Gathering of the Gamelans – Day 2, morning
April 30, 2012 Leave a comment
Our first session today was the fascinating tale of the Dutch group ‘Babar Layar’, as researched by Maria Mendonça. It’s a story worthy of Hollywood: a group of Dutch teenagers who decided to construct their own gamelan under the Nazi occupation, going on to become a key influence on gamelan in Europe and the States. There’s a clip of them playing at an Eistedfodd in Wales in 1953 (about 1’50 into that clip).
After Maria’s session I took a break, and missed what seems to have been one of the best workshops of the conference ‘The Song of the Gong: teaching Javanese gamelan to the early-years with reference to Kodály, Dalcroze & Alexander’ by Nikhil Dally. I gather this was a very grounded, embodied, vocal approach to teaching basic gamelan cycles.
Over lunch we had ‘a concert of contemporary music for chamber gamelan ensembles, with electronics flute, banjo and vibraphone’. The standout piece was undoubtably Robert Campion’s ‘Gendèr Study 3’. The idea of making a ‘study’ for this complex and hard to master instrument makes perfect sense: a tightly structured, sparky piece, performed with great focus and intensity by the composer himself.
Jon Hughes, John Jacobs and Charlotte Pugh had collaborated on a piece which seemed to comprise a layer of devised loops and fragments, recorded and diffused over an ambisonic rig, combined with live ?improvised rebab from Charlotte and planned ostinato material from John on gender paneruus and Sundanse drums.
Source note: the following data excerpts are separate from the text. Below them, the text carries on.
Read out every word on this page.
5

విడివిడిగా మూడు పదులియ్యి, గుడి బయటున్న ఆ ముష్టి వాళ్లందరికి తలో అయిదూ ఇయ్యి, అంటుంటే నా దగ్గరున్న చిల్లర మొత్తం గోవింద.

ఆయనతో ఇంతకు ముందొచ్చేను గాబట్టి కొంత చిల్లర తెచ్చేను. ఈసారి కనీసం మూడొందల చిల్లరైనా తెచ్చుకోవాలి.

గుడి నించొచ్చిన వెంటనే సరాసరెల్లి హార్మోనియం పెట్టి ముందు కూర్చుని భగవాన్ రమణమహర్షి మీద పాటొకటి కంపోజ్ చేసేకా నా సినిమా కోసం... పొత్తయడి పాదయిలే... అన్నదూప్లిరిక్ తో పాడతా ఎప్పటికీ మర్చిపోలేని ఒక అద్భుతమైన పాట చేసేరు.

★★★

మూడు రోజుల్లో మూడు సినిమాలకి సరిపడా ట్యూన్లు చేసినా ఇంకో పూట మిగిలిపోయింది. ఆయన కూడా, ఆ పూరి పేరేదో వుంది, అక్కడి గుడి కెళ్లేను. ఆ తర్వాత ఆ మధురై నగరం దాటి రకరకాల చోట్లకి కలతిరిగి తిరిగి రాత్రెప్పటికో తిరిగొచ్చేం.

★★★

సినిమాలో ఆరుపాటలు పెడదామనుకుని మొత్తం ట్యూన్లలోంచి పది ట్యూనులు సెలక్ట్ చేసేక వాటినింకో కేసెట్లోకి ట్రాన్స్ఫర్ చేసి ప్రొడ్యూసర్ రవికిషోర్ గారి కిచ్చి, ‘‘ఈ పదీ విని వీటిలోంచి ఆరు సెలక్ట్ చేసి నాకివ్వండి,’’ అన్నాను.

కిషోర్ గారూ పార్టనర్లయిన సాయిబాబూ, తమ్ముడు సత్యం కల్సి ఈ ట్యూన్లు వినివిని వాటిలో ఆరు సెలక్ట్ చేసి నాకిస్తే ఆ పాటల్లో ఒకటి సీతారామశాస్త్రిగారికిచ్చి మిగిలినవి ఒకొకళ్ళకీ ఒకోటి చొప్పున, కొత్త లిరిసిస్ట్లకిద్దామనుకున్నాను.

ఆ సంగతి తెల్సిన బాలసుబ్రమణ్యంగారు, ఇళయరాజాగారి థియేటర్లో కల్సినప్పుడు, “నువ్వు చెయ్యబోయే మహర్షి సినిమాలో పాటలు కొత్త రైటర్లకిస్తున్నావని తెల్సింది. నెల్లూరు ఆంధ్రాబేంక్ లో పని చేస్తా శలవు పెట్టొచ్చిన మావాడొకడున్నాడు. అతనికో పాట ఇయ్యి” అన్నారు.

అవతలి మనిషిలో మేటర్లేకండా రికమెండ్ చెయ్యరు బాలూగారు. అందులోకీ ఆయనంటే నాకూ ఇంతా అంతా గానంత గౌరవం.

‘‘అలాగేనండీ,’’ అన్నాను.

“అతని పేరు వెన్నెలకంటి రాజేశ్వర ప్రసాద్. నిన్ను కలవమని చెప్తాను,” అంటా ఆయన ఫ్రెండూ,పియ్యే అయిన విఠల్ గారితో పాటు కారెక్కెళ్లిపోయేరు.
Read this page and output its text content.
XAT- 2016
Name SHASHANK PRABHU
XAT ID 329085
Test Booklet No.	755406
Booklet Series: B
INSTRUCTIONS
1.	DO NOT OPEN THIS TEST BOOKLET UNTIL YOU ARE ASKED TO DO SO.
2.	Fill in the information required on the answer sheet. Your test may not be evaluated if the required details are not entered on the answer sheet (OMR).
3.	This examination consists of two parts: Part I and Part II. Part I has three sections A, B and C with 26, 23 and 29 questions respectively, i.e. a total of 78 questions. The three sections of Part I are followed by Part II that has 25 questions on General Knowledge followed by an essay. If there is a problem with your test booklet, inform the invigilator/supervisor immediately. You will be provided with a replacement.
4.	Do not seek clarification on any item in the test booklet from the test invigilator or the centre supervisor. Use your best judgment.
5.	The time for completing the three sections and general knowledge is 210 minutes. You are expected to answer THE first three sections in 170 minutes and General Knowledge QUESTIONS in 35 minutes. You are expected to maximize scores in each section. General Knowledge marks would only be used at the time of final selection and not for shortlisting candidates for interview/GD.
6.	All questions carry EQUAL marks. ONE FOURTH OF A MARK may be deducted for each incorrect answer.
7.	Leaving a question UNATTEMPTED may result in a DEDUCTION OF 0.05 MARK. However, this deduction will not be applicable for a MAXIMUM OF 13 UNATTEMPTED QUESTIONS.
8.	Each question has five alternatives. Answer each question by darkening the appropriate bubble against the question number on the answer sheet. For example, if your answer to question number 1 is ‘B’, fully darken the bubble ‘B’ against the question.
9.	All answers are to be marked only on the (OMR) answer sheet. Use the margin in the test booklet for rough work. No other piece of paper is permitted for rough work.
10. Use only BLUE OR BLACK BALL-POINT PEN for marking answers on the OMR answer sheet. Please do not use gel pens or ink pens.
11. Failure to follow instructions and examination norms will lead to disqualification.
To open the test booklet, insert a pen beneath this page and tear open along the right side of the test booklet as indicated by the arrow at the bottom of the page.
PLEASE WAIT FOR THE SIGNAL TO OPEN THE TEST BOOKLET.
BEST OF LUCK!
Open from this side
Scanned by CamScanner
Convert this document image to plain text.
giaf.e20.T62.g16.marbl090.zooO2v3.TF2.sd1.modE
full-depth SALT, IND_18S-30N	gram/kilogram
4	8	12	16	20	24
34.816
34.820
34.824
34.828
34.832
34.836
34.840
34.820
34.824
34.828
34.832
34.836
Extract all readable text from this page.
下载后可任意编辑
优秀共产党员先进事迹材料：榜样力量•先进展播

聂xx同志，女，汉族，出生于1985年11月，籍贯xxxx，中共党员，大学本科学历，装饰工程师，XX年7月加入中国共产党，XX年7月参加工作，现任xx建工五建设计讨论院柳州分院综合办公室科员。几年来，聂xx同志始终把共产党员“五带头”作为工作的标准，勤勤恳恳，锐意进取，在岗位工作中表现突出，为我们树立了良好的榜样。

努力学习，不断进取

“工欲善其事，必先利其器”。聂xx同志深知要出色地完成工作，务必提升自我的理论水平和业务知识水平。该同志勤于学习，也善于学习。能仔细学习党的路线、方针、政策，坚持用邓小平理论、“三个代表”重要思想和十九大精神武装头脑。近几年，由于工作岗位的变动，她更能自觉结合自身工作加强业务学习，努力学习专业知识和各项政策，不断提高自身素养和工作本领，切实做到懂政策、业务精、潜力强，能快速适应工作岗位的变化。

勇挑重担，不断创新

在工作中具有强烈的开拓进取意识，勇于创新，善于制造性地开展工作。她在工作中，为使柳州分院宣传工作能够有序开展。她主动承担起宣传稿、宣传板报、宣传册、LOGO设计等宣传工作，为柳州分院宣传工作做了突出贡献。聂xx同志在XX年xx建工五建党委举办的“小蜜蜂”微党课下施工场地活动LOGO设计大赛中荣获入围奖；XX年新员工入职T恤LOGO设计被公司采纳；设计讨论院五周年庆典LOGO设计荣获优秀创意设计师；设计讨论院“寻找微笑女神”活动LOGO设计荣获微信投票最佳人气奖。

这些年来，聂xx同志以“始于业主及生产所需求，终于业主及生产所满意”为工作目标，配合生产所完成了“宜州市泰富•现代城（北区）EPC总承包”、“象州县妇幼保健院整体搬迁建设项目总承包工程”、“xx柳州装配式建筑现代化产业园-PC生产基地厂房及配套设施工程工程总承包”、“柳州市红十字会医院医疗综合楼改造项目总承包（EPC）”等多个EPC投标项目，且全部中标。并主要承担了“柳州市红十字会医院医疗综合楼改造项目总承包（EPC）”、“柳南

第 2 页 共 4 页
This worked well for me, particularly the rhythmic energy of the piece.
Aris Daryono‘s piece for two sarons wrung a large number of different ideas from the basic idea of imbal: perhaps too many ideas? Ellen Jordan had devised a collision between the traditional American tune Wayfaring Stranger and Wilujeng, with voice, rebab and banjo. A good idea, with perhaps an over-fiddly execution.